Elvis et Priscilla : la star et l’enfant
Lui avait la célébrité, l’argent, le pouvoir, mais une addiction puissante à la drogue. Elle l’attendait, amoureuse et malheureuse. Avant d’avoir la force de retrouver sa liberté
Priscilla Presley par Sofia Coppola ? C’était une intention aussi étonnante, détonante, risquée que Barbie par Greta Gerwig, et cette fois encore, le résultat est à la mesure de la curiosité suscitée. Du reste, ces deux films ont des liens de cousinage, qui les rendent aussi séduisants et attachants l’un comme l’autre. Ils ont en commun d’être réalisés par des cinéastes féminines iconiques et d’oser s’emparer de sujets pop que l’on n’attendait pas. Un trait d’époque.

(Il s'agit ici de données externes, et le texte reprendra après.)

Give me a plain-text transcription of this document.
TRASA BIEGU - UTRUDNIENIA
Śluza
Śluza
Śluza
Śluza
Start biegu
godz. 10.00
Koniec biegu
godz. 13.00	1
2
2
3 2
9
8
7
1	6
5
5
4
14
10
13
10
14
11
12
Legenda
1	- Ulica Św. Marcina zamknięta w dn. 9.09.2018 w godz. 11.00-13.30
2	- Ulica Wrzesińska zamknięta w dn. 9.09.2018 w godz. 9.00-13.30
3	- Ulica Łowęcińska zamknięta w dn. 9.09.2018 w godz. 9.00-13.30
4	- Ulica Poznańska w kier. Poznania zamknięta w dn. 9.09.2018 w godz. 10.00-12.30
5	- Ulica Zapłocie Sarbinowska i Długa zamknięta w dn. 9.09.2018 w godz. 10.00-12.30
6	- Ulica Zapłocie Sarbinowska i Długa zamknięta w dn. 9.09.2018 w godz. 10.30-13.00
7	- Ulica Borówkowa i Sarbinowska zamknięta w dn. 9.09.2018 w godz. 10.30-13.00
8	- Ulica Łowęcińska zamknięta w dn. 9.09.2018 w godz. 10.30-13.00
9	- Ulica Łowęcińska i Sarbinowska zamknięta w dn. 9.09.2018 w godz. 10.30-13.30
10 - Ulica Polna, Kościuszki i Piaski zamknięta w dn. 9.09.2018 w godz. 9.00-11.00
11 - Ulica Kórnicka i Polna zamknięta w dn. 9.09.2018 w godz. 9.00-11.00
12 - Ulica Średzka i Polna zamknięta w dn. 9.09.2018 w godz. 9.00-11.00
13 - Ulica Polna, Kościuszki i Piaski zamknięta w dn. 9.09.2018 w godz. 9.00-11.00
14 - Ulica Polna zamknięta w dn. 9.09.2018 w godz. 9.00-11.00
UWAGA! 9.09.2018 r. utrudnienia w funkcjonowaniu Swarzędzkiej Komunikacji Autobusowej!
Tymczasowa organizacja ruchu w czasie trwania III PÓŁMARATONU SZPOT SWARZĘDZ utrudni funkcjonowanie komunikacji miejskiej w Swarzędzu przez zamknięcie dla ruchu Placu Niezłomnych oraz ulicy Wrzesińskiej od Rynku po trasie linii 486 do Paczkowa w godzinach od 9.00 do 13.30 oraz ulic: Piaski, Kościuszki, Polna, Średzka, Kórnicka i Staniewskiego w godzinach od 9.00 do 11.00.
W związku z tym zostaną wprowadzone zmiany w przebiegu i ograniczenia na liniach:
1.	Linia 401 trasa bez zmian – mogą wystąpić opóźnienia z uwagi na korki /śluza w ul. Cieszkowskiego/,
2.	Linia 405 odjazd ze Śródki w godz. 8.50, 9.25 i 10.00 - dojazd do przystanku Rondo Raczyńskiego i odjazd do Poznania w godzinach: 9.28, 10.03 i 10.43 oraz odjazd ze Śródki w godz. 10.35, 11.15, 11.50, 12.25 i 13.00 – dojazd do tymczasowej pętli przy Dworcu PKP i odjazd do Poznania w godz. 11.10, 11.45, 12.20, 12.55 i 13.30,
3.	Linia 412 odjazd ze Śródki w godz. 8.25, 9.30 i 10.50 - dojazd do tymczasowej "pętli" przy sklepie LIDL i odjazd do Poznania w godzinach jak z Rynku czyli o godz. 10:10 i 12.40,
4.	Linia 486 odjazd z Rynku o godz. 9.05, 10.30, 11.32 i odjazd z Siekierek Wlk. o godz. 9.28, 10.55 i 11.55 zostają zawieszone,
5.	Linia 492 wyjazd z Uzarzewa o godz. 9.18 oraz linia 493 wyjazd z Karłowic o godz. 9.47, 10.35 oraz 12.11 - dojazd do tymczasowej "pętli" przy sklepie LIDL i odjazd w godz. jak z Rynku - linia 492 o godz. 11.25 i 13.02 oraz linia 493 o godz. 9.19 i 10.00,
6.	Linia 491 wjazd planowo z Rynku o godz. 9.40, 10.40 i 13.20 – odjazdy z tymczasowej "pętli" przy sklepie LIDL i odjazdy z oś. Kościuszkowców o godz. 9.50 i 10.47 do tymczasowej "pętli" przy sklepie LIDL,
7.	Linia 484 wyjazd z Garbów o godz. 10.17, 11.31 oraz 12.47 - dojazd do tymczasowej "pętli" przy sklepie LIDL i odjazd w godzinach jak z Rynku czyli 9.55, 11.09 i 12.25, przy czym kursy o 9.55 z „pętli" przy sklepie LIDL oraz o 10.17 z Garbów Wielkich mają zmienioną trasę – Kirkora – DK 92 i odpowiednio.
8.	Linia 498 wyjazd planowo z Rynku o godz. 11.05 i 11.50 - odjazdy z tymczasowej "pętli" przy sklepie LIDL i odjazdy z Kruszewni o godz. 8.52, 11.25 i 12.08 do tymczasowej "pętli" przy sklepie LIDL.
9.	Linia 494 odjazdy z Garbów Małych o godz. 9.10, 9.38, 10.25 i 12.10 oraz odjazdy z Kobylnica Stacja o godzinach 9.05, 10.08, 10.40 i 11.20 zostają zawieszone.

Tout commence avec la découverte à l’écran d’une jeune fille qui a encore l’air d’une enfant. Elle a 16 ans. Elle vit sur une base américaine en Allemagne avec ses parents. Son père est militaire. Elle a le mal du pays. Elle s’ennuie. Jusqu’à ce que se produise ce à quoi nous ne pourrions pas croire si le film n’était qu’une fiction. Cette jolie enfant est abordée par un homme dans une sorte de diner.
Coup de foudre
C’est un ami d’Elvis Presley, lui-même soldat en Allemagne, et déjà une star. Il se propose de le lui présenter. Les parents grognent, mais acceptent de laisser sortir leur fille. Priscilla et Elvis se rencontrent dans une soirée et c’est le coup de foudre. Il a dix ans de plus qu’elle. C’est la chance de la vie de Priscilla, à moins que ce ne soit le contraire, le début d’une immense malchance.
Sofia Coppola nous raconte une histoire invraisemblable et pourtant réelle, autant que l’on puisse faire crédit aux mémoires de Priscilla Presley, dont est adapté le film. Elvis Presley parvient à faire venir Priscilla aux États-Unis pour y conduire ses études, elle vit à Graceland, va au lycée chaque jour. Elvis la transforme en poupée Barbie, la couvre de vêtements chics, elle change de look. Il est très attaché à elle, mais il est souvent absent : il la cajole, mais ne lui fait pas l’amour. L’un a la renommée, l’argent, le pouvoir et une addiction puissante à la drogue qui lui permet de supporter la pression. L’autre est sous sa dépendance, elle l’attend, elle le désire, elle est malheureuse.
Mais Sofia Coppola est une femme cinéaste d’une grande intelligence. Elle pourrait filmer une victime ; en fait, elle invite Priscilla à assumer ses choix et filme la jeune femme avec une grande douceur. L’image est belle, toujours élégante. Elvis Presley n’est pas aimable, mais le regard que la caméra porte sur lui ne décide pas à la place du spectateur. Il fait comme il peut, son personnage le submerge, le malheur frappe aussi à sa porte. Priscilla le quitte. Elle monte en voiture. Elle part vers sa vie d’après. Résolue.
Objet inattendu
Le débat public, clivé dès qu’il est question des affaires de genre, sépare arbitrairement les opinions entre deux camps adverses qui s’attribuent l’un comme l’autre le monopole du bien contre la désignation du mal. Priscilla, comme Barbie à l’automne dernier, démontre combien le cinéma, lorsqu’il est bon, peut s’emparer de n’importe quel sujet pour créer des objets inattendus qui, à travers d’apparents stéréotypes, nous mène vers des chemins plus stimulants.
Chacun, dans son genre esthétique, nous propose, l’air de rien, de regarder en nous-mêmes, là où se disputent nos contradictions intimes. C’est moins confortable, mais ça fait du bien.